In this first post about reporting survey data, we’ll discuss when it is appropriate to report a Top Box Score (i.e., % of respondents who gave a “5”) or a Top 2 Box Score (i.e, % of respondents who gave a “4” or a “5”)? I’ll use King County’s employee survey as an example of what not to do.
King County conducts an annual employee engagement survey for their approximately 14,000 employees. Below is how they asked the question in 2012.
Q. King County employees are treated with respect, regardless of their race, gender, sexual orientation, gender identity or expression, color, marital status, religion, ancestry, national origin, disability or age. (Using a scale where “1” means “I strongly disagree and “5” means “I strongly agree”.)
Here are the results from their 2012 report (with my mark-ups):
My interpretation of this chart, using a Top Box score, is that 56% of employees are treated with respect but 44% (4 out of every 10 employees) aren’t treated with respect for some reason at work. That is nearly half of all employees! To present the data more positively, as King County did, you might use a Top 2 Box and say: “…more than 90% [answered] positively”. NO. JUST NO. Why?What does it mean when a person responds with a “4” to this question? Does it mean that they are respected at work sometimes? Most of the time? Maybe 75% of the time? Any response to this question that isn’t a “5” should be interpreted as: I am not generally treated with respect.
I was taught the following interpretation for survey results such as this:
- “5” is a yes
- “4” is a polite no
- “3” is a no
- “2” is a firm no
- “1” is a hell no
This is an example of how to mislead the interpretation of results, by making it appear more positive than it really is, by using a Top 2 Box. A Top 2 Box score is often used in market research and can be an appropriate way to view data. For example, Net Promoter uses a Top 2 Box for “promoters”.
Below is the question wording and how King County reported data in 2016 (with my mark-ups):
They are still using Top 2 Box to report these data as “% positive”. I cannot see the frequencies for this question publicly online so I do not know the % who responded “4” versus “5”. As an aside, they have changed survey vendors so the question wording has improved. It used to be 10 questions in one.
Lastly, it seems that King County cares about their employees and being a great place to work. They have been conducting an employee engagement survey since at least 2009. On that note, I hope they are also examining how their employee engagement (or lack of engagement) impacts the results of their customer satisfaction surveys.

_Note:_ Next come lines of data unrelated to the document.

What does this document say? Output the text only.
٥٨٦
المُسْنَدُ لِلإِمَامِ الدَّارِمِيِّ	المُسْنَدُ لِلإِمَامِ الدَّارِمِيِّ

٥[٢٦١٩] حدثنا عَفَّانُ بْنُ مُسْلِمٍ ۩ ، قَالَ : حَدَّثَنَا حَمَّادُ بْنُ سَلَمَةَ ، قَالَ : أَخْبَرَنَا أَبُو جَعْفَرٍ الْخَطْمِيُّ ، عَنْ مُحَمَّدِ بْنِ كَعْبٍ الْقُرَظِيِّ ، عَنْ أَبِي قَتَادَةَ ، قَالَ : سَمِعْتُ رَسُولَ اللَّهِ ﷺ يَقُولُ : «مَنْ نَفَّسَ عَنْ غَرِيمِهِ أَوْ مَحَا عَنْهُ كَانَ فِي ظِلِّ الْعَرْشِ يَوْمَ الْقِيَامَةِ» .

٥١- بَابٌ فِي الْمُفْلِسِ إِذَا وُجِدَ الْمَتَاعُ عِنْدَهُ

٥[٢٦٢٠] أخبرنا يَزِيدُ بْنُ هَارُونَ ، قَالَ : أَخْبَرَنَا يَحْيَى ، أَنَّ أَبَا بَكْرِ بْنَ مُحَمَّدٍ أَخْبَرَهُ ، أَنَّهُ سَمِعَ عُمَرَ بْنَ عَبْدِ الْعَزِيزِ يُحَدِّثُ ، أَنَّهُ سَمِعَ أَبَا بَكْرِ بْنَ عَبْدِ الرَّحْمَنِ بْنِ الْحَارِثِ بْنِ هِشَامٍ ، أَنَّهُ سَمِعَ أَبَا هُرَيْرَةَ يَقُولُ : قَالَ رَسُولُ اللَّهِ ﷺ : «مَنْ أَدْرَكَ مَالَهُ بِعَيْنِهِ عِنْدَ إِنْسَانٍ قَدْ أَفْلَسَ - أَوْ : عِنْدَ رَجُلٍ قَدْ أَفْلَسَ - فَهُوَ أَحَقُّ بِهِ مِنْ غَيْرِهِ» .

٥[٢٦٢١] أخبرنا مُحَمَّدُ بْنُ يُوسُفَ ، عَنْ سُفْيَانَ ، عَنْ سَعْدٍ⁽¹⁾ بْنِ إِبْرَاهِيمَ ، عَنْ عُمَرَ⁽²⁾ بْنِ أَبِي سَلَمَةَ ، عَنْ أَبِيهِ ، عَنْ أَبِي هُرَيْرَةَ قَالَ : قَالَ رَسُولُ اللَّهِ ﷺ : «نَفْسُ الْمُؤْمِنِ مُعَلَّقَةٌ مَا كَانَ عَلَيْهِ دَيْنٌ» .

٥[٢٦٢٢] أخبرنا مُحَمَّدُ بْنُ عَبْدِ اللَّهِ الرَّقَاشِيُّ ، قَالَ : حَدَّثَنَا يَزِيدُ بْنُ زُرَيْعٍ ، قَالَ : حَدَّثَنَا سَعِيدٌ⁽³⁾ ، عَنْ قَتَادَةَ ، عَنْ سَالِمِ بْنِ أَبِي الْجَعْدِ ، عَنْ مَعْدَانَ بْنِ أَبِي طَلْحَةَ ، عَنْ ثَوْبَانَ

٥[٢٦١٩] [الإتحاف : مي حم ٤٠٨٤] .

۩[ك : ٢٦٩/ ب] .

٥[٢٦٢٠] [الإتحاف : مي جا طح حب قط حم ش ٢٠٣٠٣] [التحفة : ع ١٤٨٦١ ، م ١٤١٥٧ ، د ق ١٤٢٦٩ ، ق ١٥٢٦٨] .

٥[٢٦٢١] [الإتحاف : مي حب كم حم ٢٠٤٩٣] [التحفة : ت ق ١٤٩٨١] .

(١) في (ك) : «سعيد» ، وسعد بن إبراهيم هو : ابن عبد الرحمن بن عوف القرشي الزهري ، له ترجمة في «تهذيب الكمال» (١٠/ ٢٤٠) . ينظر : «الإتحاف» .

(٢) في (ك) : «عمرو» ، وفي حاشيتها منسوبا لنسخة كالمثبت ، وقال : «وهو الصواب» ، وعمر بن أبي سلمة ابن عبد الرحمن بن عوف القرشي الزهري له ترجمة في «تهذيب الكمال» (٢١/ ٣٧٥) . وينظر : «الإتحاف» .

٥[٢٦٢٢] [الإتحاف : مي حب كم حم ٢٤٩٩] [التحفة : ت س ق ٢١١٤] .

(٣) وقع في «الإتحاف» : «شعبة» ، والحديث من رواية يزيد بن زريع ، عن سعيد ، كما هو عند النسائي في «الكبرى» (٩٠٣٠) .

It is also apparent that they’ve made the same mistakes that a lot of organizations make and have program/project managers overseeing their surveys but no one who is dedicated to understanding research and its outcomes. It might benefit them to do what is done in the private sector and have a Director of Research. My guess is that research is fragmented among their departments. Each department conducts surveys on their own but there is no one, centralized department with oversight to ensure research methods, analysis, and reporting are sound. You can’t rely on research vendors to do this for you (more on this in a future post).